- Historic Sites
An Artist Draws The Line
In 1850 John Russell Bartlett set out to draw up—and draw—a border between the United States and Mexico. He put up with an infernal wilderness, fractious colleagues, and a damsel ungrateful for his chivalry, but he left a rich legacy of art
Februrary 1968 | Volume 19, Issue 2
Soon after he reached the Rio Grande, Bartlett began to hear of official discontent in Washington. He was being castigated in Congress as a wastrel of public funds, as inefficient, incompetent, and unable to coordinate the project’s men and interests. Democratic senators feared that the Bartlett-García Conde line would set back the cause of a transcontinental railroad indefinitely; southern politicians said it would forever preclude a link between the South and California. Soon Congress flatly renounced the line, and demanded the establishment of a boundary no farther north than El Paso. The commissioner decided to return to Washington to defend himself, but with the inauguration the following March of Democrat Franklin Pierce, Bartlett, a Whig appointee, found himself out of a federal job.
Bartlett decided to edit his journal of his boundary years, and it was published in 1854 as the two-volume Personal Narrative . A commercial venture—he surely could not hope for government publication—the Narrative had a tight budget, and none of the water colors Bartlett had commissioned appeared in it. Nonetheless, it contained ninety-four woodcuts and sixteen lithographs (some Bartlett’s, some the work of artists he hired) and was written in clear, vivid prose that was evocative yet uncluttered by Victorian rhetoric.
When the Gadsden Purchase was ratified in June of 1854, the dispute over the Bartlett-García Conde line became a dead letter, for the area that the former commissioner had supposedly compromised was well above the southern boundary of Mr. Gadsden’s acquisition.

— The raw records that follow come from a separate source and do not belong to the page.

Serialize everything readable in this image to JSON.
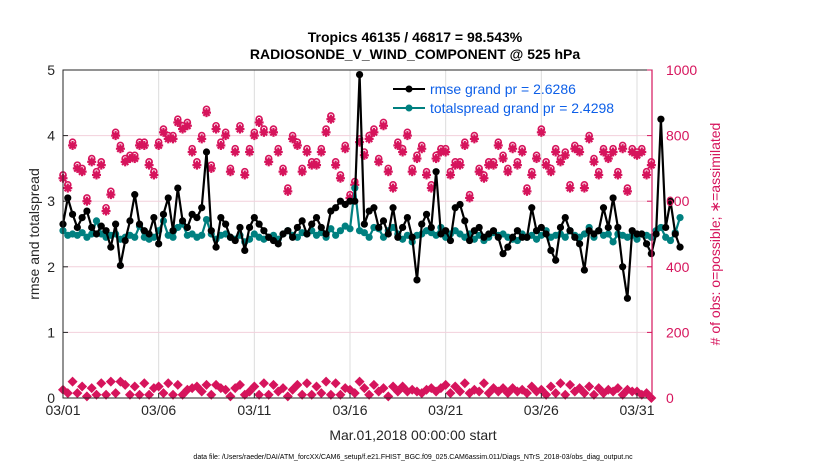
{
  "chart_data": {
    "type": "line",
    "title": "Tropics 46135 / 46817 = 98.543%",
    "subtitle": "RADIOSONDE_V_WIND_COMPONENT @ 525 hPa",
    "xlabel": "Mar.01,2018 00:00:00 start",
    "ylabel": "rmse and totalspread",
    "y2label": "# of obs: o=possible; ∗=assimilated",
    "footer": "data file: /Users/raeder/DAI/ATM_forcXX/CAM6_setup/f.e21.FHIST_BGC.f09_025.CAM6assim.011/Diags_NTrS_2018-03/obs_diag_output.nc",
    "xlim_days": [
      0,
      30.8
    ],
    "ylim": [
      0,
      5
    ],
    "y2lim": [
      0,
      1000
    ],
    "grid": true,
    "x_ticks": [
      {
        "day": 0,
        "label": "03/01"
      },
      {
        "day": 5,
        "label": "03/06"
      },
      {
        "day": 10,
        "label": "03/11"
      },
      {
        "day": 15,
        "label": "03/16"
      },
      {
        "day": 20,
        "label": "03/21"
      },
      {
        "day": 25,
        "label": "03/26"
      },
      {
        "day": 30,
        "label": "03/31"
      }
    ],
    "y_ticks": [
      {
        "value": 0,
        "label": "0"
      },
      {
        "value": 1,
        "label": "1"
      },
      {
        "value": 2,
        "label": "2"
      },
      {
        "value": 3,
        "label": "3"
      },
      {
        "value": 4,
        "label": "4"
      },
      {
        "value": 5,
        "label": "5"
      }
    ],
    "y2_ticks": [
      {
        "value": 0,
        "label": "0"
      },
      {
        "value": 200,
        "label": "200"
      },
      {
        "value": 400,
        "label": "400"
      },
      {
        "value": 600,
        "label": "600"
      },
      {
        "value": 800,
        "label": "800"
      },
      {
        "value": 1000,
        "label": "1000"
      }
    ],
    "legend": {
      "placement": "top-right",
      "entries": [
        {
          "label": "rmse grand pr = 2.6286",
          "color": "#000000"
        },
        {
          "label": "totalspread grand pr = 2.4298",
          "color": "#008080"
        }
      ]
    },
    "x_step_days": 0.25,
    "series": [
      {
        "name": "rmse",
        "color": "#000000",
        "values": [
          2.65,
          3.05,
          2.8,
          2.6,
          2.75,
          2.85,
          2.6,
          2.5,
          2.62,
          2.55,
          2.3,
          2.65,
          2.02,
          2.4,
          2.7,
          3.1,
          2.65,
          2.55,
          2.5,
          2.75,
          2.35,
          2.8,
          3.05,
          2.55,
          3.2,
          2.7,
          2.6,
          2.8,
          2.75,
          2.9,
          3.75,
          2.55,
          2.3,
          2.75,
          2.65,
          2.45,
          2.4,
          2.6,
          2.25,
          2.6,
          2.75,
          2.65,
          2.55,
          2.45,
          2.4,
          2.35,
          2.5,
          2.55,
          2.45,
          2.6,
          2.7,
          2.5,
          2.65,
          2.75,
          2.6,
          2.5,
          2.85,
          2.9,
          3.0,
          2.95,
          3.0,
          3.0,
          4.93,
          2.65,
          2.85,
          2.9,
          2.6,
          2.7,
          2.5,
          2.9,
          2.45,
          2.6,
          2.75,
          2.45,
          1.8,
          2.65,
          2.8,
          2.6,
          3.45,
          2.5,
          2.55,
          2.4,
          2.9,
          2.95,
          2.7,
          2.4,
          2.55,
          2.6,
          2.45,
          2.5,
          2.55,
          2.45,
          2.2,
          2.3,
          2.45,
          2.55,
          2.45,
          2.45,
          2.9,
          2.55,
          2.6,
          2.5,
          2.25,
          2.1,
          2.6,
          2.75,
          2.55,
          2.45,
          2.35,
          1.95,
          2.55,
          2.5,
          2.55,
          2.9,
          2.6,
          3.05,
          2.6,
          2.0,
          1.52,
          2.55,
          2.5,
          2.5,
          2.35,
          2.2,
          2.5,
          4.25,
          2.6,
          3.0,
          2.5,
          2.3
        ]
      },
      {
        "name": "totalspread",
        "color": "#008080",
        "values": [
          2.55,
          2.48,
          2.5,
          2.48,
          2.52,
          2.45,
          2.5,
          2.7,
          2.5,
          2.45,
          2.48,
          2.5,
          2.42,
          2.45,
          2.48,
          2.45,
          2.62,
          2.45,
          2.42,
          2.45,
          2.55,
          2.7,
          2.48,
          2.45,
          2.6,
          2.65,
          2.48,
          2.5,
          2.45,
          2.48,
          2.72,
          2.5,
          2.42,
          2.48,
          2.5,
          2.45,
          2.42,
          2.48,
          2.38,
          2.42,
          2.5,
          2.45,
          2.42,
          2.45,
          2.48,
          2.42,
          2.5,
          2.55,
          2.48,
          2.45,
          2.52,
          2.5,
          2.55,
          2.48,
          2.52,
          2.45,
          2.58,
          2.48,
          2.55,
          2.62,
          2.58,
          3.2,
          2.55,
          2.52,
          2.45,
          2.6,
          2.58,
          2.45,
          2.55,
          2.6,
          2.5,
          2.42,
          2.48,
          2.38,
          2.48,
          2.5,
          2.55,
          2.52,
          2.48,
          2.6,
          2.45,
          2.5,
          2.55,
          2.5,
          2.45,
          2.5,
          2.42,
          2.48,
          2.4,
          2.45,
          2.52,
          2.48,
          2.5,
          2.45,
          2.42,
          2.4,
          2.5,
          2.45,
          2.48,
          2.42,
          2.48,
          2.55,
          2.45,
          2.48,
          2.5,
          2.45,
          2.55,
          2.48,
          2.45,
          2.5,
          2.6,
          2.45,
          2.55,
          2.48,
          2.5,
          2.38,
          2.5,
          2.48,
          2.45,
          2.48,
          2.42,
          2.5,
          2.48,
          2.45,
          2.55,
          2.6,
          2.45,
          2.4,
          2.52,
          2.75
        ]
      },
      {
        "name": "obs_possible",
        "axis": "right",
        "marker": "o",
        "color": "#d6145c",
        "values": [
          680,
          650,
          780,
          710,
          700,
          610,
          730,
          690,
          720,
          580,
          630,
          810,
          770,
          730,
          740,
          740,
          780,
          780,
          720,
          690,
          780,
          820,
          800,
          800,
          850,
          830,
          840,
          760,
          720,
          800,
          880,
          710,
          830,
          780,
          810,
          700,
          760,
          830,
          690,
          760,
          810,
          850,
          820,
          730,
          820,
          760,
          700,
          640,
          800,
          780,
          700,
          760,
          720,
          720,
          760,
          820,
          860,
          720,
          680,
          770,
          620,
          660,
          790,
          750,
          800,
          820,
          730,
          840,
          700,
          650,
          780,
          760,
          810,
          700,
          740,
          770,
          690,
          650,
          740,
          760,
          760,
          690,
          720,
          720,
          780,
          620,
          800,
          700,
          680,
          720,
          720,
          780,
          740,
          700,
          770,
          720,
          760,
          640,
          690,
          740,
          820,
          720,
          700,
          760,
          730,
          750,
          650,
          770,
          760,
          650,
          800,
          730,
          690,
          760,
          740,
          760,
          690,
          770,
          640,
          760,
          750,
          760,
          690,
          720
        ]
      },
      {
        "name": "obs_assimilated",
        "axis": "right",
        "marker": "*",
        "color": "#d6145c",
        "values": [
          670,
          640,
          770,
          700,
          690,
          600,
          720,
          680,
          710,
          570,
          620,
          800,
          760,
          720,
          730,
          730,
          770,
          770,
          710,
          680,
          770,
          810,
          790,
          790,
          840,
          820,
          830,
          750,
          710,
          790,
          870,
          700,
          820,
          770,
          800,
          690,
          750,
          820,
          680,
          750,
          800,
          840,
          810,
          720,
          810,
          750,
          690,
          630,
          790,
          770,
          690,
          750,
          710,
          710,
          750,
          810,
          850,
          710,
          670,
          760,
          610,
          650,
          780,
          740,
          790,
          810,
          720,
          830,
          690,
          640,
          770,
          750,
          800,
          690,
          730,
          760,
          680,
          640,
          730,
          750,
          750,
          680,
          710,
          710,
          770,
          610,
          790,
          690,
          670,
          710,
          710,
          770,
          730,
          690,
          760,
          710,
          750,
          630,
          680,
          730,
          810,
          710,
          690,
          750,
          720,
          740,
          640,
          760,
          750,
          640,
          790,
          720,
          680,
          750,
          730,
          750,
          680,
          760,
          630,
          750,
          740,
          750,
          680,
          710
        ]
      },
      {
        "name": "obs_zero_level",
        "axis": "right",
        "marker": "diamond",
        "color": "#d6145c",
        "values": [
          25,
          15,
          50,
          15,
          35,
          5,
          30,
          10,
          45,
          10,
          50,
          15,
          50,
          40,
          10,
          35,
          10,
          45,
          10,
          30,
          35,
          15,
          45,
          10,
          40,
          10,
          25,
          30,
          35,
          20,
          40,
          10,
          40,
          30,
          25,
          5,
          30,
          40,
          10,
          20,
          35,
          10,
          45,
          10,
          40,
          20,
          30,
          5,
          25,
          40,
          10,
          45,
          10,
          35,
          15,
          50,
          10,
          45,
          10,
          30,
          25,
          15,
          50,
          30,
          10,
          40,
          20,
          30,
          5,
          35,
          20,
          35,
          20,
          25,
          20,
          15,
          25,
          30,
          20,
          30,
          40,
          15,
          35,
          20,
          45,
          15,
          25,
          20,
          45,
          15,
          30,
          20,
          30,
          15,
          30,
          20,
          25,
          15,
          35,
          20,
          25,
          10,
          35,
          15,
          45,
          10,
          40,
          20,
          30,
          15,
          35,
          10,
          30,
          15,
          25,
          20,
          30,
          10,
          25,
          20,
          20,
          10,
          15,
          0
        ]
      }
    ]
  }
}
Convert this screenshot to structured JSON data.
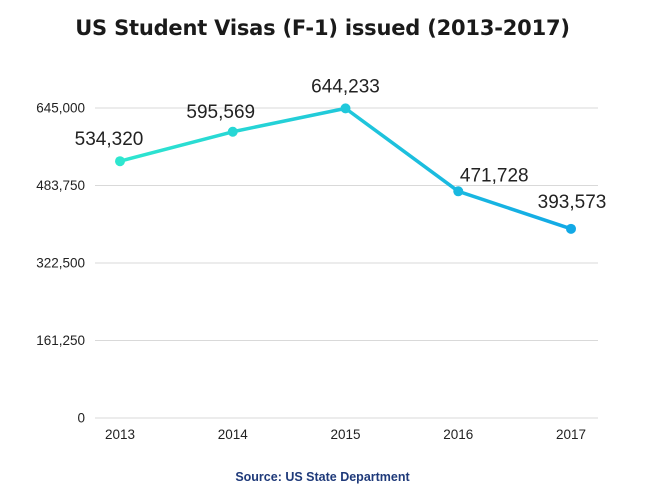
{
  "chart_data": {
    "type": "line",
    "title": "US Student Visas (F-1) issued (2013-2017)",
    "xlabel": "",
    "ylabel": "",
    "categories": [
      "2013",
      "2014",
      "2015",
      "2016",
      "2017"
    ],
    "series": [
      {
        "values": [
          534320,
          595569,
          644233,
          471728,
          393573
        ]
      }
    ],
    "data_labels": [
      "534,320",
      "595,569",
      "644,233",
      "471,728",
      "393,573"
    ],
    "y_ticks": [
      0,
      161250,
      322500,
      483750,
      645000
    ],
    "y_tick_labels": [
      "0",
      "161,250",
      "322,500",
      "483,750",
      "645,000"
    ],
    "ylim": [
      0,
      645000
    ],
    "grid": true,
    "legend": "none",
    "source": "Source: US State Department",
    "colors": {
      "line_start": "#2ee6cf",
      "line_end": "#12a9e6",
      "grid": "#d9d9d9",
      "source_text": "#1f3a7a"
    }
  }
}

With the line settled and the political questions removed, the survey work went forward rapidly—under William Emory.
Bartlett thus received little recognition for his years on the boundary, but through his own art and that which he commissioned, he can safely be placed among the best interpreters of the Southwest. Though once the province of a relatively few scholars, Bartlett’s work is beginning to receive the wider attention it deserves, as a visual record fascinating in at least three dimensions—art, science, and history.